Where this kind of listening comes from that you and Davey H seem to practice, I'm not sure, but I think part of it has to do with the tradition of weekend entertainment as diversion. You really want to be transported somewhere else from this reality. Yet I think there are other ways of listening that find their interest points slightly elsewhere and don't really strive for that sort of "excitement" from the "event" but something else that, in my view, does greater justice to the composer's work than what's been the case till now, allowing a much more personal and direct relationship with it and letting it speak more freely on a greater variety of topics to you.
Or so I'd say! But this way of listening I think you're talking about might just also be about the fascination all boys (and I don't mean to imply anything about you; I speak from personal experience) share in creating a competion out of everything, putting everyone against everyone else, seeing who's lame and who's not, who's boring, who's the black horse, who's giving whom a run for their money, who's left in the mud and who comes out on the top in the end; and then creating a ranking list out of it all. That's just so much easier to do, too, if you have a concrete check list to follow and simple numericals to assign (for the biggest organ; the loudest thump; the fiercest tutti; the fastest scherzo-- things you could even measure with a machine if need be).
And then
The Rest:I think most subsequent conductors have had the same problem to greater or lesser degree, and this is particularly true of "micro-managers" like Rattle and (especially) Abbado, who like to fuss with tiny details, often at the expense of the big picture.
Sorry, what are you saying? That these two particular conductors (who just happen to be the last two music directors of the Berlin Philharmonic putting an end to Karajan's legacy
) don't adequately prepare for their concerts? Hmmmmmm.... Examples, please.
And again those cliches you like to circulate, beginning with that "fussing with detail/too many details" thing? I'm afraid it's becoming a bit transparent even if you didn't quite realize it yet.

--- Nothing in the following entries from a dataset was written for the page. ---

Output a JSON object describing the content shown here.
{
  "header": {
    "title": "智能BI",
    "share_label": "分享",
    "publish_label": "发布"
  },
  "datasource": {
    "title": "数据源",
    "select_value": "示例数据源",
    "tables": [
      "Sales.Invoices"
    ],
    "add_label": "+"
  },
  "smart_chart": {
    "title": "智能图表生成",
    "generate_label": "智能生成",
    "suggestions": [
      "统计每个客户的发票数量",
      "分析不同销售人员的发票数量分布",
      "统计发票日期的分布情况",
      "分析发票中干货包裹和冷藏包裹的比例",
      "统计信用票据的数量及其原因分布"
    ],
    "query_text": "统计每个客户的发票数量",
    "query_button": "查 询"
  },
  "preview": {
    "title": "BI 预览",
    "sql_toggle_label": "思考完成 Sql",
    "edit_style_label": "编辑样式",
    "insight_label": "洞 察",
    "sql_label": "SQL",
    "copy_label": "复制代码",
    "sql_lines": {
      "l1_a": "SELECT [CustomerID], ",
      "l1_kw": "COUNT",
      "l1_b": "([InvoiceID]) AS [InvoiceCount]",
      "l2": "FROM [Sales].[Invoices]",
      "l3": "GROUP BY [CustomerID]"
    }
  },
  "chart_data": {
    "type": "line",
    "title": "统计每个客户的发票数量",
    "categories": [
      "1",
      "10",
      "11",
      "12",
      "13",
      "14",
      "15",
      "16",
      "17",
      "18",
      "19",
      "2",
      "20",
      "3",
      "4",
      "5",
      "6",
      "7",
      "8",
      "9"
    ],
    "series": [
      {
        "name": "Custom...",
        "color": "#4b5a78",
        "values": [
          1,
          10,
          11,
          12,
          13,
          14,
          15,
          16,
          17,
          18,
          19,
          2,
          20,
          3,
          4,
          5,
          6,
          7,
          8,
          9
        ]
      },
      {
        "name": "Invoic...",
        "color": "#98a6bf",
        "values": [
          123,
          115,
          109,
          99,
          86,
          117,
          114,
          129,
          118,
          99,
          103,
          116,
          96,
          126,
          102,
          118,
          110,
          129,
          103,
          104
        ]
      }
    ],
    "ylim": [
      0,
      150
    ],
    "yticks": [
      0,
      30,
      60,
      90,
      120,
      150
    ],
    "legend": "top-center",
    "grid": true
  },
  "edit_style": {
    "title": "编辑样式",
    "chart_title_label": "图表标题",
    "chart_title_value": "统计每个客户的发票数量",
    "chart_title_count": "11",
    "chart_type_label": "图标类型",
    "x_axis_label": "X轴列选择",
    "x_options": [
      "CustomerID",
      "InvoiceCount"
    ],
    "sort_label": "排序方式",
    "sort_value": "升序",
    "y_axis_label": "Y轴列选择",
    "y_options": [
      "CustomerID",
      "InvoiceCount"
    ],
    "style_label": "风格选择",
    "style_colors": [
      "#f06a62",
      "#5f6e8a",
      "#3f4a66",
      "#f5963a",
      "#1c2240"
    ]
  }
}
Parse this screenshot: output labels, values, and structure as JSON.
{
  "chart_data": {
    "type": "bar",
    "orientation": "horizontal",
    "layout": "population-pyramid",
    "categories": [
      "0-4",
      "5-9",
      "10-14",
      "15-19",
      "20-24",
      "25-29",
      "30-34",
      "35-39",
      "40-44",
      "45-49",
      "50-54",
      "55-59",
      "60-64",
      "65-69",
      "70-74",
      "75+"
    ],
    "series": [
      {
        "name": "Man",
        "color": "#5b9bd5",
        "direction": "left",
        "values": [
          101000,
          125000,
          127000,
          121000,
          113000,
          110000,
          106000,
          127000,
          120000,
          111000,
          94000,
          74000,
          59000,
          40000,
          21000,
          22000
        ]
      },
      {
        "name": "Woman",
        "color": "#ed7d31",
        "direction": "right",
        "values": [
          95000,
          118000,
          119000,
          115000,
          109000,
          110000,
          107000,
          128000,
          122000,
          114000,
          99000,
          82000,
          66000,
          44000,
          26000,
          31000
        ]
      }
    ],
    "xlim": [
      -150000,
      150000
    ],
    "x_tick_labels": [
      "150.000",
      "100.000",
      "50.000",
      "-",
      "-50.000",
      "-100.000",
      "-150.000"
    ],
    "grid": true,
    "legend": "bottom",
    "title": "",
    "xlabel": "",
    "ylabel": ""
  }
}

Lastly, while you are at it, could you please point out a few instances where Abbado (I prefer not to talk about Rattle yet) loses "the big picture"? Thanks. And while you are it #2, also where Abbado so very disingenuously at length deviates from the score, as you claimed before (asking me just take you by your word). I've spent some time looking into this but haven't been able to find a thing, so please help.
That is, if you can, of course; for I have this doubt in my mind that you are just using your usual strategy of making vague unsubstantiated allusions to somehow try and cast doubt on people, as you do again right after this in the last citation below. And preferably these should be cases where it's not about taking your word versus the rest of the world once again.
I don't think anyone needs to be reminded that one of the reasons behind Abbado's reputation is precisely his outstanding ability to clarify the architectural plan of whatever it is that he is conducting.
It's not that Berlin or these conductors play Mahler badly
But thank you! So they do have business conducting Mahler, after all, then, and are allowed to be recorded, too, from time to time? That's seems to be the opinion of the rest of the world, too, if that matters.
when directly compared, and one's personal feelings will necessarily be conditioned by one's experience of those other performanances. If you haven't heard them, or don't want to, you may be perfectly happy with what you have.
Oh, so you want me to tell how many recordings I owe -- again -- is that it? So we can compare? But if that's so, this time you do it first, please, so you won't run away like last time after you asked me to do it it first. We got ourselves a deal?